Alaska Senate Joins Fight to Overturn Federal Takeover of Fish & Wildlife Management
February 22, 2017
Senate Resolution 4, sponsored by Sen. Cathy Giessel (R-Anchorage), backs House Joint Resolution 69, a measure to overturn a 2016 U.S. Fish and Wildlife Service (FWS) rule which seized authority away from the state to manage fish and wildlife for both recreational and subsistence uses on 77-million acres of federal lands in Alaska. H.J.Res.69 passed the U.S. House of Representatives last Thursday and is on its way to the U.S. Senate. “We sent a clear message today to the unelected bureaucrats in Washington D.C.: Congress writes laws, not you,” said Sen.
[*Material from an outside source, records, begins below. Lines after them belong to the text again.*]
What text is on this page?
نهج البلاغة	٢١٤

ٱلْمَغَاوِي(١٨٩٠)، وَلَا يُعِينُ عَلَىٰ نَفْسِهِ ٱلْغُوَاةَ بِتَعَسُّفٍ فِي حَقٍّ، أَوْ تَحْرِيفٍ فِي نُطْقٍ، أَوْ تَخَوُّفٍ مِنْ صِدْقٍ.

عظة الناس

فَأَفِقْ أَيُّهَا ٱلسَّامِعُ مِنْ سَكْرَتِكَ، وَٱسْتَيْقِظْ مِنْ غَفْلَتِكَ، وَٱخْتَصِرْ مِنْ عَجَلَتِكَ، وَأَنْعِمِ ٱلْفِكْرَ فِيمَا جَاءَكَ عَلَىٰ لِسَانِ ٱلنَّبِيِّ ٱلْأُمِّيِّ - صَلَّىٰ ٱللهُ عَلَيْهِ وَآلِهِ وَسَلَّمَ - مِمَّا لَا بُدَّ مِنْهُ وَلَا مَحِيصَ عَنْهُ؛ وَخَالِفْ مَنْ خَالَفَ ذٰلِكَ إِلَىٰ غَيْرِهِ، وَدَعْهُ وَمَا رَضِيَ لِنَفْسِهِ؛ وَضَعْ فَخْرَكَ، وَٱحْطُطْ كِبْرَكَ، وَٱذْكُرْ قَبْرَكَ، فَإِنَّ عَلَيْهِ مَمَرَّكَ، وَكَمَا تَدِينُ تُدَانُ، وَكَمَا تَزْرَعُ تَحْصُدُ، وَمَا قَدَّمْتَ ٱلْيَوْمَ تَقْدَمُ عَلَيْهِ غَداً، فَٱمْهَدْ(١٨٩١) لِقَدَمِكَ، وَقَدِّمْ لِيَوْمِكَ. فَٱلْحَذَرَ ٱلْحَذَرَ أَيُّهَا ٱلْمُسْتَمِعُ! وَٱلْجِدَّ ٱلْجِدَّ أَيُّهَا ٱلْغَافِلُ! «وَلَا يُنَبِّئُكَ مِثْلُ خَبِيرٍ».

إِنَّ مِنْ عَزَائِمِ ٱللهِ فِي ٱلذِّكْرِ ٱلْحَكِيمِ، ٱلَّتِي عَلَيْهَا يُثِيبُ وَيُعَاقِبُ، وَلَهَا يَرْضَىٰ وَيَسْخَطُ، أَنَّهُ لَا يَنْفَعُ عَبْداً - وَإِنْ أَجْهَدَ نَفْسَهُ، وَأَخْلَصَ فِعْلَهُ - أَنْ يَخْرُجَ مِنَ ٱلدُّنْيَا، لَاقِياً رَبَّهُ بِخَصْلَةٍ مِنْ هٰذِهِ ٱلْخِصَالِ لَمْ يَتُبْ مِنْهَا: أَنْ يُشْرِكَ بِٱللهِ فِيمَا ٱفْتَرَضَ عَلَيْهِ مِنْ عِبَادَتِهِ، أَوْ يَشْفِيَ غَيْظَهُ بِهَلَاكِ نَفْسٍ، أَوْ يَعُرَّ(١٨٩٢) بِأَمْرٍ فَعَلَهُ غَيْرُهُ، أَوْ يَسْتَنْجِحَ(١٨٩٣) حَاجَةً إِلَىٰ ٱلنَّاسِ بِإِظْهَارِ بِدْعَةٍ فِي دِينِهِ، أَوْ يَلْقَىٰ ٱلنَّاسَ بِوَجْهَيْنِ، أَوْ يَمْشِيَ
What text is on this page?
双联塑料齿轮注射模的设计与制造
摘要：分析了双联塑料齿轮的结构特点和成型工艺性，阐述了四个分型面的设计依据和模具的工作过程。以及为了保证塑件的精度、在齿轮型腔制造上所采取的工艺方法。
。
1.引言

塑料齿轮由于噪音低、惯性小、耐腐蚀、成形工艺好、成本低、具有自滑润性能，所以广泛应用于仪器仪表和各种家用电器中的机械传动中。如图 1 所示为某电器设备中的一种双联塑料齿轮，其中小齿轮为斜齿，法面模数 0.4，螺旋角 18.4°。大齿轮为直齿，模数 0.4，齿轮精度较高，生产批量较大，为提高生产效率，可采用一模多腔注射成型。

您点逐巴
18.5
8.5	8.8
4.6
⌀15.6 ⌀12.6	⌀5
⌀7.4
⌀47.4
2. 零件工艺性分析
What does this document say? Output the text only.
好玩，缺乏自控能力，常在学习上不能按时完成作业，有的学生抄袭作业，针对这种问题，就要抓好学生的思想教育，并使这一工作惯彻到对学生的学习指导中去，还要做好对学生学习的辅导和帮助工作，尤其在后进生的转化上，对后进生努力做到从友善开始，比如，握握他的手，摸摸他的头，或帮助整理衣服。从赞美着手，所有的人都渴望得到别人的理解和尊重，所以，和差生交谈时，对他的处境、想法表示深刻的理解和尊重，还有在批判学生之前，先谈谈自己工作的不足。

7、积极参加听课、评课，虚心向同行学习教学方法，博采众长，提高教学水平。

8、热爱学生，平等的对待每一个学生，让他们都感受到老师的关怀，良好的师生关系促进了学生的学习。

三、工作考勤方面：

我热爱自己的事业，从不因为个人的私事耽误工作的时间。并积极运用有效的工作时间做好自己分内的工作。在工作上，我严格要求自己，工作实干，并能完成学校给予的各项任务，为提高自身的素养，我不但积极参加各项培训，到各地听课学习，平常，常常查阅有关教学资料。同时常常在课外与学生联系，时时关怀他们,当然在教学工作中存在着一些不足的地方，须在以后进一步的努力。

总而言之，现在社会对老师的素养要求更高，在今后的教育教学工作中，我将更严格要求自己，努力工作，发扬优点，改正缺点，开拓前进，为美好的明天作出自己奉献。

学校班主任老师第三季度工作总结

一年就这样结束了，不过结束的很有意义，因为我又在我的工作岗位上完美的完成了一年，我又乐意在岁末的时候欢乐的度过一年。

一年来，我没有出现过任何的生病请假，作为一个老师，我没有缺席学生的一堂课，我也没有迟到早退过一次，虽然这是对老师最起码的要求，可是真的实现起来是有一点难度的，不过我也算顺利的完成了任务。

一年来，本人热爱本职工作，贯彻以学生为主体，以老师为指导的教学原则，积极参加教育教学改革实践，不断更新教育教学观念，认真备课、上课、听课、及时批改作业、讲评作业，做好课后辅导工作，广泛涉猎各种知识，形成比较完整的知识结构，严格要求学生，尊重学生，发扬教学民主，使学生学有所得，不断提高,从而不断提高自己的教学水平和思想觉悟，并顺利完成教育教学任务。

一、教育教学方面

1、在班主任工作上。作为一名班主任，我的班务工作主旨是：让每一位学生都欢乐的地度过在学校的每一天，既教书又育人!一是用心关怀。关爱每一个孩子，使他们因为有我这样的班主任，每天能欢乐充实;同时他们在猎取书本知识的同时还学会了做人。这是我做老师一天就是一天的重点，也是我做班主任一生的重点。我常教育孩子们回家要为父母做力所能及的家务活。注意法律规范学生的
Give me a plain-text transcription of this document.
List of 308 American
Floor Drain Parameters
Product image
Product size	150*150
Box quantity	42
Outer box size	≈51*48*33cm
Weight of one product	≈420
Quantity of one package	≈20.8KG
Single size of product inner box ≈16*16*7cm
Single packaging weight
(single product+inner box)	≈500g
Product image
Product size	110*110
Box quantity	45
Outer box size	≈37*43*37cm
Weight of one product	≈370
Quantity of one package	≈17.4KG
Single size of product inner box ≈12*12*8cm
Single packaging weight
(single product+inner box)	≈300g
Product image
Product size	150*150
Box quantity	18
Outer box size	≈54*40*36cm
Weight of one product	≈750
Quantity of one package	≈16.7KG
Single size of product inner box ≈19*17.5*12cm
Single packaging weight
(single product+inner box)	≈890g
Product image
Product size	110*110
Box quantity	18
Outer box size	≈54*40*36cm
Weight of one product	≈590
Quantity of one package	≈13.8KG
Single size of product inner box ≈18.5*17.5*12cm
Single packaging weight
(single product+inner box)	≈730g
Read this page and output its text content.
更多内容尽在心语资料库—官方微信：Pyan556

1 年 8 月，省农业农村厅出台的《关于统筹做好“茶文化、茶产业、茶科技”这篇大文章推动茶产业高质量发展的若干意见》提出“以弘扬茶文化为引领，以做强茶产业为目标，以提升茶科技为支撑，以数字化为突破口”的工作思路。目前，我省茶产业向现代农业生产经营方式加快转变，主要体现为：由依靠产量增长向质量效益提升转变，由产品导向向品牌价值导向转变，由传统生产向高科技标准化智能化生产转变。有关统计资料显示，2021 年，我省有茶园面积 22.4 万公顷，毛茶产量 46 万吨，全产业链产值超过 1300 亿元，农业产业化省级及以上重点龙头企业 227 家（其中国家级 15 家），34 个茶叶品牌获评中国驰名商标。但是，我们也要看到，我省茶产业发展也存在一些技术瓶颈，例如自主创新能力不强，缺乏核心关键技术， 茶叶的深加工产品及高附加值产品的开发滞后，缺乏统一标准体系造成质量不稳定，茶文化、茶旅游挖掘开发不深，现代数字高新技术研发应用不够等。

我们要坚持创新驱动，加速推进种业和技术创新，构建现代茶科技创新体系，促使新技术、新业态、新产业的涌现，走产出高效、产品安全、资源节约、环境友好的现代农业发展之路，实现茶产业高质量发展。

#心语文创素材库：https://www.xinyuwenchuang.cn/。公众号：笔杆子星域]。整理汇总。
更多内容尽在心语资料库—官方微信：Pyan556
Cathy Giessel. H.J.Res.69 utilizes the Congressional Review Acts (CRA), which gives Congress the power to overturn an agency rule and prevents the passage of a substantially similar rule without an act of Congress. “One of the iron-clad promises at statehood was the promise by the federal government that the state will be the primary authority for managing its fish and wildlife,” said Sen. John Coghill (R-North Pole). “The federal government – in direct violation of the statehood act, the Alaska Constitution and relevant precedent – is directly undermining that authority via unilateral rule-making. No more.” Sen. Giessel’s resolution further encourages U.S. Sen. Dan Sullivan and U.S. Sen. Lisa Murkowski to make all efforts to see that the resolution is also passed in the U.S. Senate. “Unelected federal bureaucrats are not the ultimate power in Alaska, even if they’d like to be.” said Senate President Pete Kelly (R-Fairbanks). “Congressman Young deserves our support in his fight to restore local management over fish and game.”